What is beauty

Somebody asked me for my thoughts on a concise definition of beauty, so here they are: 

First, it’s terribly unfair to ask for a concise definition because the more concise you make it, the more people will understand the words differently.

Second, if you are going to define beauty you have to believe that it actually exists, which means that it is not merely “in the eye of the beholder.”

Third, I do believe that it exists and that it is an essential property of all that is good, just, right, appropriate, etc.

Fourth, that doesn’t make it easier to define.

Fifth, Thomas Aquinas gave a great description of the elements of beauty: wholeness (also translatable as purity, an interesting fact in itself), balance, and radiance (sometimes called clarity, but this confuses the issue – radiance is better).

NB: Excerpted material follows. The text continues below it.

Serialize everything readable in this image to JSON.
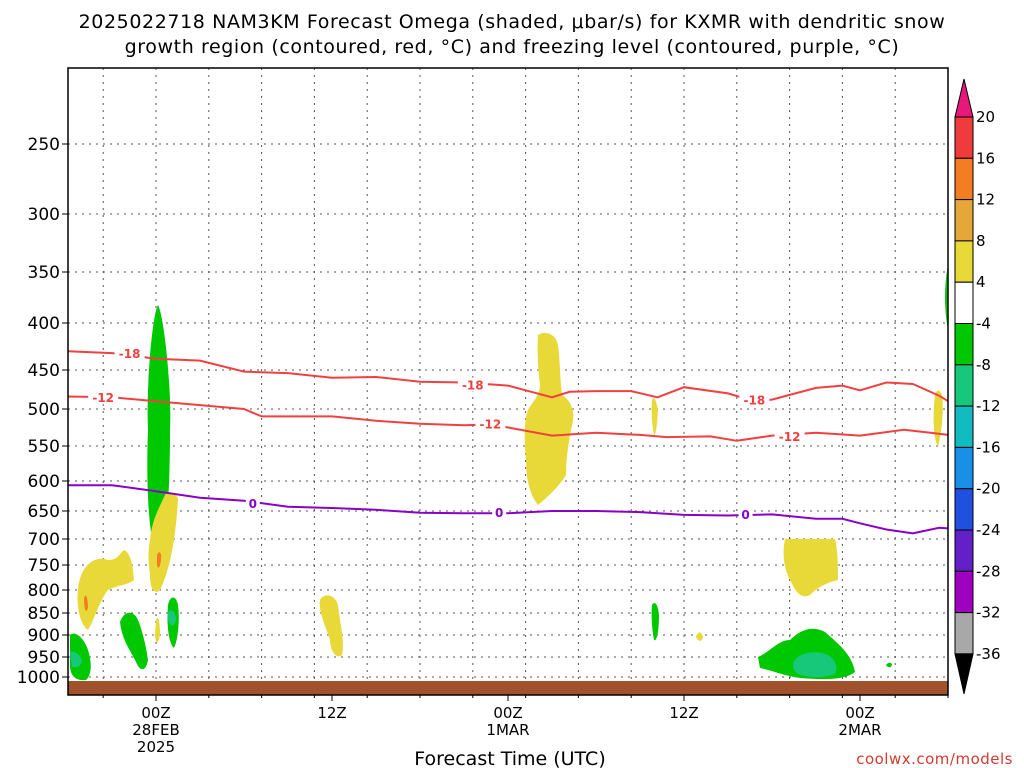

Beauty therefore is a quality of an object that is most easily perceived when the object is whole/pure, balanced, and radiant.


A word on radiant: for an object to be radiant, there must be something that is “radiated.” That something is the idea being embodied in the object. For example, if you want to see a beautiful painting of a tree, then you must look for a painting in which the idea of a tree is embodied well.

 A beautiful tree itself is one that is healthy (whole/pure), balanced (it grows in a proportionate manner, which all trees are created to do so far as I can tell), and radiant (you can see the idea of a tree clearly in this tree because it is a wonderful type of the idea of a tree).

 That radiance bit is tough for moderns because we don’t value “ideas” in the Christian classical sense anymore and that is why our culture has experienced an aesthetic meltdown. We think something is beautiful merely because we enjoy looking at it or listening to it.

 The entire history and notion of artistic criticism and even moral judgment, however, arise from the notion that there are ideas and that those ideas need to be expressed well (appropriately) for a work of art to be successful.

 Art is, in short, not self-expression, but expression of an idea (not a concept in the head, but an idea woven into the fabric of reality).

 Beauty, therefore, is one of the most important ideas in existence. And it seems to be, as I said above, a quality in an object that is most easily perceived when the object is whole, balanced, and radiant, and when the observer has “eyes to see.”

 One final thought: the Greek word for beauty is Kalos, which can also be translated: the good, the noble, the fitting, etc. Very interesting.

5 Responses

  1. How does this definition relate to music? I’m a music teacher, and this is something I’ve thought a lot about but have not come up with very many good conclusions. I want to divest my students of the idea that beauty is in the eye~~or in this case, ear~~of the beholder, but I’m not sure how to go about it. I know there must be some objective criteria, but they seem so elusive! I know, for instance, that John Cage’s music doesn’t qualify as beautiful on objective grounds (seeing as it is based on an unbiblical view of the world), but most cases aren’t so clear cut. Any ideas?

  2. Here’s a definition of beauty from Gene Veith, probably paraphrasing an ancient author: A work is beautiful to the extent that it displays at the same time both complexity and unity.

    • I’ve heard Dr. Veith say that, and while I can see the value of it, I don’t know that it covers every case. Some things can be quite simple and yet beautiful, in my view. Of course, you can break down any simple thing into its component elements, but then anything other than an elemental particle in physics or maybe even a superstring is complex, in which case anything that has internal unity is beautiful, but what doesn’t and therefore what isn’t?

      Maybe I’m thinking too curiously.

  3. It’s not surprising the Greeks did not define beauty as ‘pleasing to the eye’ is it?

    • No, it really isn’t. They weren’t as self-centered as we are. Yet, to the pure, what is pleasing is beautiful. That might be one of the truly great motives for purity.